European stock markets closed sharply lower and suffered a seventh straight decline, after a historic selloff in the U.S. the prior day sparked a global market rout. U.S. stocks opened in negative territory again, but made several attempts to push into positive territory as traders pondered whether to buy the dip or not. The Stoxx Europe 600 index dropped 2.4% to close at 372.79, logging its biggest one-day percentage drop since June 2016. It also closed at its weakest level since August last year. Germany's DAX 30 index slid 2.3% to reach 12,392.66, while France's CAC 40 index lost 2.4% to hit 5,161.81. The U.K.'s FTSE 100 index fell 2.6% to 7,141.40.
Asian stock markets fell sharply, building on the heavy selling in the U.S. a day earlier. But the picture brightened a bit by late-session trading. Japan's Nikkei Stock Average for a time was on pace for its biggest one-day point drop since 1990. Instead, it merely logging its largest such decline since the U.K.'s vote to leave the European Union in June 2016, with a 4.7% loss. Taiwan's Taiex slumped 5%, the most in 6 1/2 years, while other indexes in the region were down 3% to 4%. Korea's Kospi held up, falling just 1.5%.
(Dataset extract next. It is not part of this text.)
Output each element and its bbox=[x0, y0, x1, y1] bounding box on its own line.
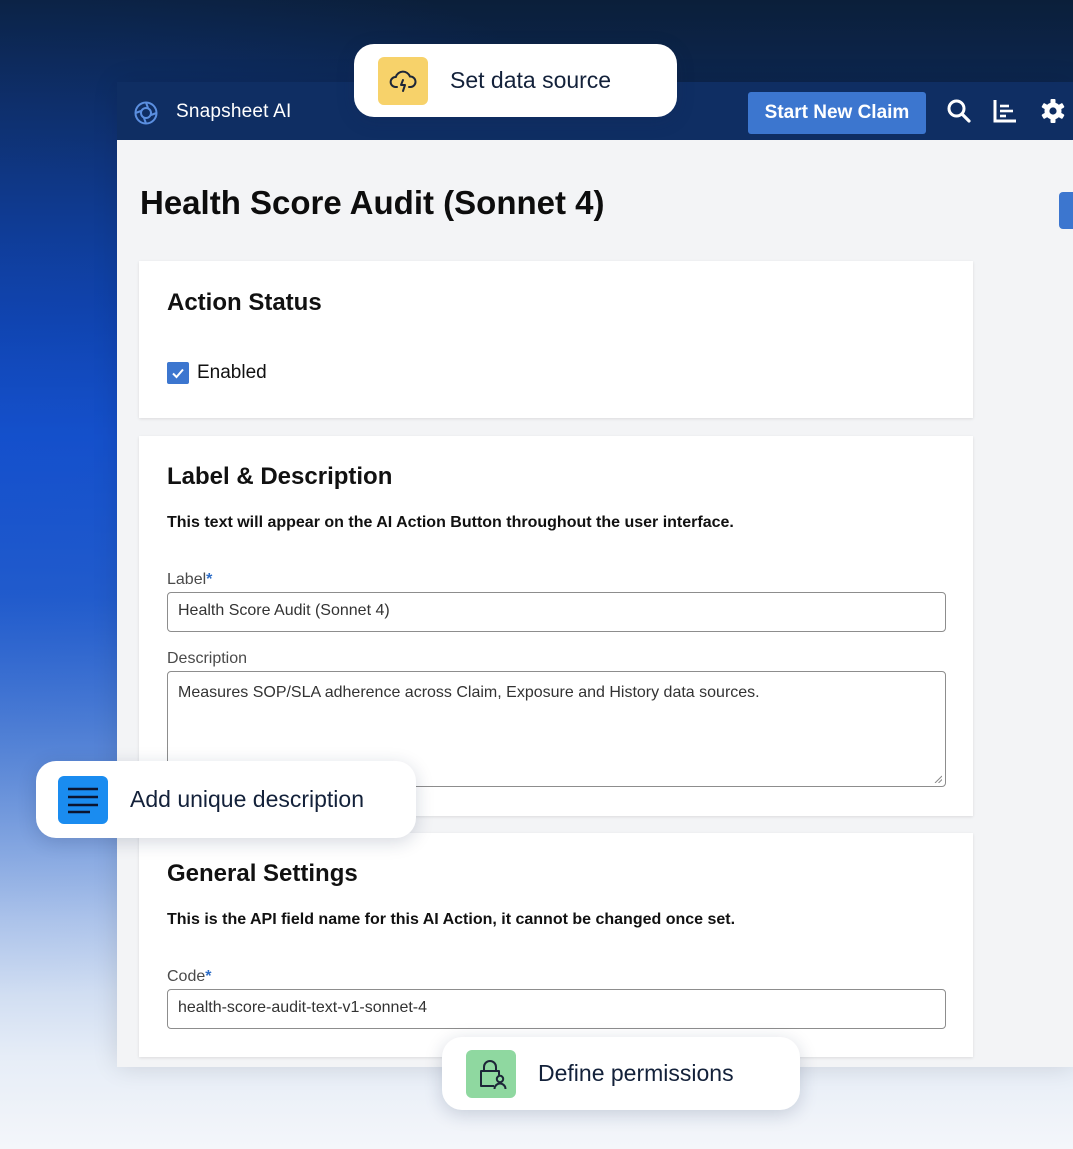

Australian shares retreated to mid-October levels after being slugged by the market's biggest one-day selloff since late 2015. That, as markets across Asia Pacific plunged following an overnight rout on Wall Street and a drop in futures that hints the selling isn't over in the U.S. Pulling off lows in late trading, the S&P/ASX 200 settled 3.2% weaker at 5833.3, the lowest in nearly four months. Energy was one of the worst performing sectors, losing 4.5% as oil continued to retreat, while the materials fared best with a decline of 2.4%. The heavily weighted big four banks were each down about 3% while Macquarie sank 5.3% despite forecasting a 10% rise in annual profit to a fresh record.
The London Metal Exchange’s 3-month copper contract traded lower overnight, finishing 1.3% weaker at $7,076/t. The other base metals also finished lower. Aluminium prices fell 1.7% to $2,173/t, while lead prices shed 1.4% to close at $2,623/t. Zinc prices slipped 2.4% to $3,508/t, while Tin prices slid 1.0% to $21,855/t. Nickel prices fared worst, closing 2.6% lower at $13,345/t.